Maddi loves being outdoors, beading, dreaming, and writing about relationality, kinship, and coalition. She enjoys community and relationship building in all her endeavours, and has a history of non-profit involvement/youth organizing through the Friendship Centre movement, locally, provincially, and nationally.
Sarah Comyn (Common) (she/they) Facilitator and Community Weaver/Organiser of food-plant-land connectings, Sarah inhabits interstitial spaces of complexity, translating across difference and supporting diverse voices in coming into (colonial) policy and leadership spaces to decolonise governance. This is possible through learnings they have primarily grown in relationship with Urban Indigenous and frontline community in the Downtown Eastside of Vancouver, K’emk’emelay
Sarah is currently exploring the accessibility, cultural relevance and practice of growing inclusivity in community gardens: opening access to land and supporting movement towards Indigenous Food Sovereignty, Land Back and Food Systems Sustainability.
They are learning about reciprocities beyond economic/enterprising efforts after a decade of organising with Hives for Humanity Society; moving in hummingbird vibrations between their accordion practice of oceanic drone and folk-song-poems of yearning. They are deepening their understanding of plants – those which provide people and pollinators with food, habitat, fibre and medicine. They find their hands often holding fibres and weaving baskets, cloths and creations of varied use/usefullnessess.

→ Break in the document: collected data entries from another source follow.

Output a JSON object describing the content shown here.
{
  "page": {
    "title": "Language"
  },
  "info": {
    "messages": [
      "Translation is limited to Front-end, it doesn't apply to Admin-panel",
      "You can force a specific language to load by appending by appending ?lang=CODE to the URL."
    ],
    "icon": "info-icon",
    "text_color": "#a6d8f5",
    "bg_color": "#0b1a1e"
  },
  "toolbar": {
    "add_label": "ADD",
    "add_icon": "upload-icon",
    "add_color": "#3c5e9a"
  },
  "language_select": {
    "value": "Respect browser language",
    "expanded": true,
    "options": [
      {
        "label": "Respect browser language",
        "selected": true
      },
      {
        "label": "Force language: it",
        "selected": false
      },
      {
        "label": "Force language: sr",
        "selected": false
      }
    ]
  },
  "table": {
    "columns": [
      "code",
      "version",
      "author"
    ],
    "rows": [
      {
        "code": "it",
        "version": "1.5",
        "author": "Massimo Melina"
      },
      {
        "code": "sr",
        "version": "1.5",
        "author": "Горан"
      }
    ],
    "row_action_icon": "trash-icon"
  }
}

Sarah seeks to be of lasting and respectful use, in a practice of tending with care, slowly adorning through Time & Times, with intention and accountability, in nourishment of self, land and community. They are of Irish settler and mixed European descent, with growing knowing of roots to Larne, Northern Ireland. They are most relaxed and joyful by and in the water, timeless and turning.

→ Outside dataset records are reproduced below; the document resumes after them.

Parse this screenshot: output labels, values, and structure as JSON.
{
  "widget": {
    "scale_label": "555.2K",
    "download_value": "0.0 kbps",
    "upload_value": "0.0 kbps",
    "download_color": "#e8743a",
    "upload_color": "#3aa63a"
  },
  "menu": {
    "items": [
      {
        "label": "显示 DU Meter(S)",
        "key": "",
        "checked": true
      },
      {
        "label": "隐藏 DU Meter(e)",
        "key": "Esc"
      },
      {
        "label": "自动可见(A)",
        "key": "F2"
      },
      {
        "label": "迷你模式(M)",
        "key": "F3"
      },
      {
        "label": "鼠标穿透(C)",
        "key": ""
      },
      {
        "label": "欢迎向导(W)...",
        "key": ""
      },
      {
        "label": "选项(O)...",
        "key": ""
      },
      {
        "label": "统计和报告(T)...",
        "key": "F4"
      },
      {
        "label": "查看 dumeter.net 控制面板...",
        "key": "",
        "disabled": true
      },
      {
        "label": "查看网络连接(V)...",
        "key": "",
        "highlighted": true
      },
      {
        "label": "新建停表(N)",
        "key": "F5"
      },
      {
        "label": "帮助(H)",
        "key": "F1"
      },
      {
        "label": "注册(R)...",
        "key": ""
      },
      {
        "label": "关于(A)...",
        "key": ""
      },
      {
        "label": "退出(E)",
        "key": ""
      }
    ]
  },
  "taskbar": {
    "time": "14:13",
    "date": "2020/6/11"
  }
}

russ (they/him) is a sick and disabled genderqueer settler who lives on the unceded territory of the lək̓ʷəŋən and W̱SÁNEĆ Peoples, and originally came from the Treaty 7 lands of the Blackfoot Confederacy, northwest of Mohkinstsis, where the plains meet the mountains.

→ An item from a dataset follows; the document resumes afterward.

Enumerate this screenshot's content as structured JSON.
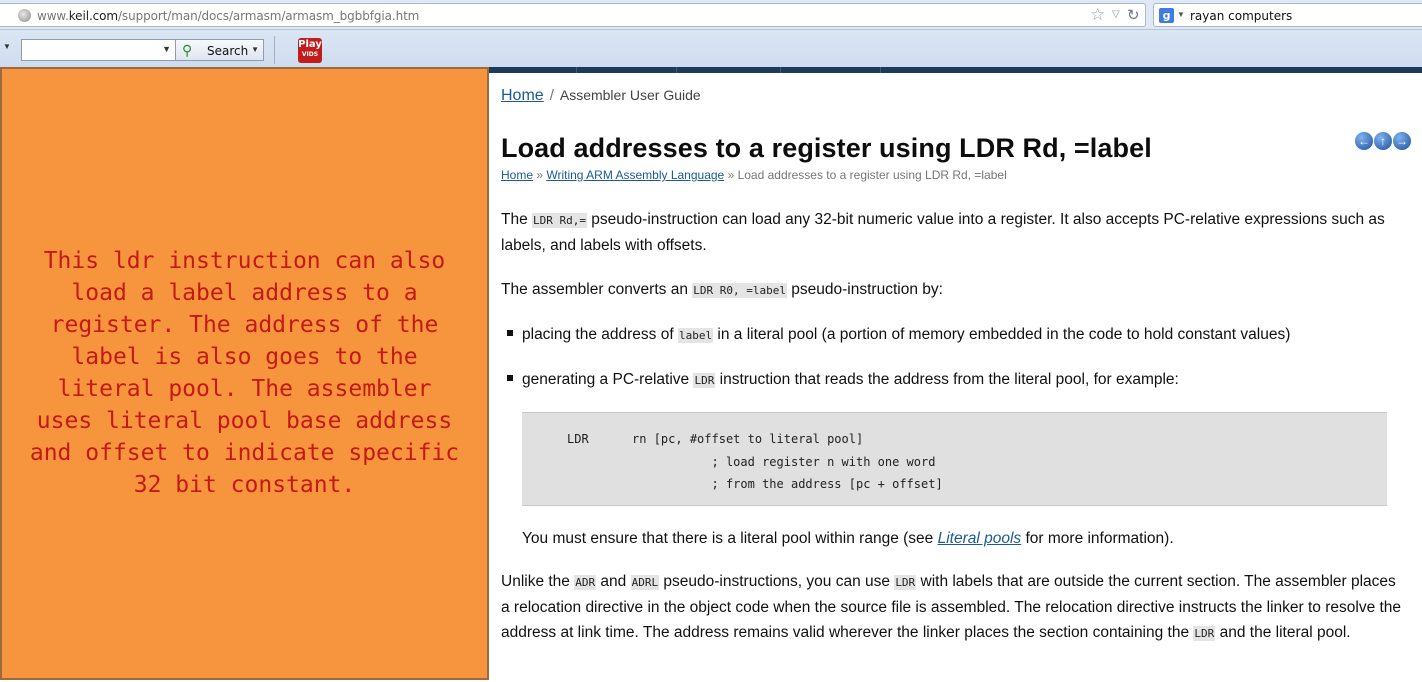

Kathy Feng (she/her) is an interdisciplinary artist, born in Guangzhou, China, and is a guest living and working on the unceded territories of the xʷməθkwəy̓əm (Musqueam), Skwxwú7mesh (Squamish) and Səl̓ílwətaʔ/Selilwitulh (Tsleil-Waututh) Nations. As an immigrant and child of immigrants, she grew up between cultures in a constant process of learning, unlearning, and relearning. This framework informs the central themes to her work: in which memory and nostalgia are expressed through images, text, and the aesthetics of the temporal.
Kathy holds a BFA in Visual Art with a minor in Art and Performance Studies from SFU’s School for the Contemporary Arts. She began working at SFU’s Vancity Office of Community Engagement January 2020 as a Research Assistant for the Below the Radar podcast.
Grace Gonzales is a mom, vovo (grandma), and recent retiree who has spent her life caring for her community, family, and friends. Grace can often be found tending to her garden, where she spends countless hours growing a variety of veggies, teas and herbs. Her love for gardening extends beyond just growing food, as she is also an avid learner of plant medicines and their healing properties.
Grace’s love for community and connection is shown through her cooking, where she takes immense joy in sharing delicious food with those around her. She firmly believes that sharing a meal with loved ones is one of the simplest and most rewarding ways to foster togetherness – something she learned from her own mother.
Grace is new to the world of non-profits and serving on a Board of Directors, but she is eager to embrace this exciting new phase of life where she is learning from and amplifying the voices of the next generations.
Imaginative. Bold. Genuine. Hopeful. Khari is an award-winning musician and creative facilitator who uses the arts and experiential activities for transformational learning. Based in Vancouver, Canada, Khari has worked with communities across Africa, Australia, Europe, North America and the Caribbean. In a world with increasingly complex societal challenges, the need for values-based creative solutions is paramount.
Khari helps youth and adults explore core values and creativity as a means to self-actualization, community building and problem solving. His approach is warm, insightful and engaging.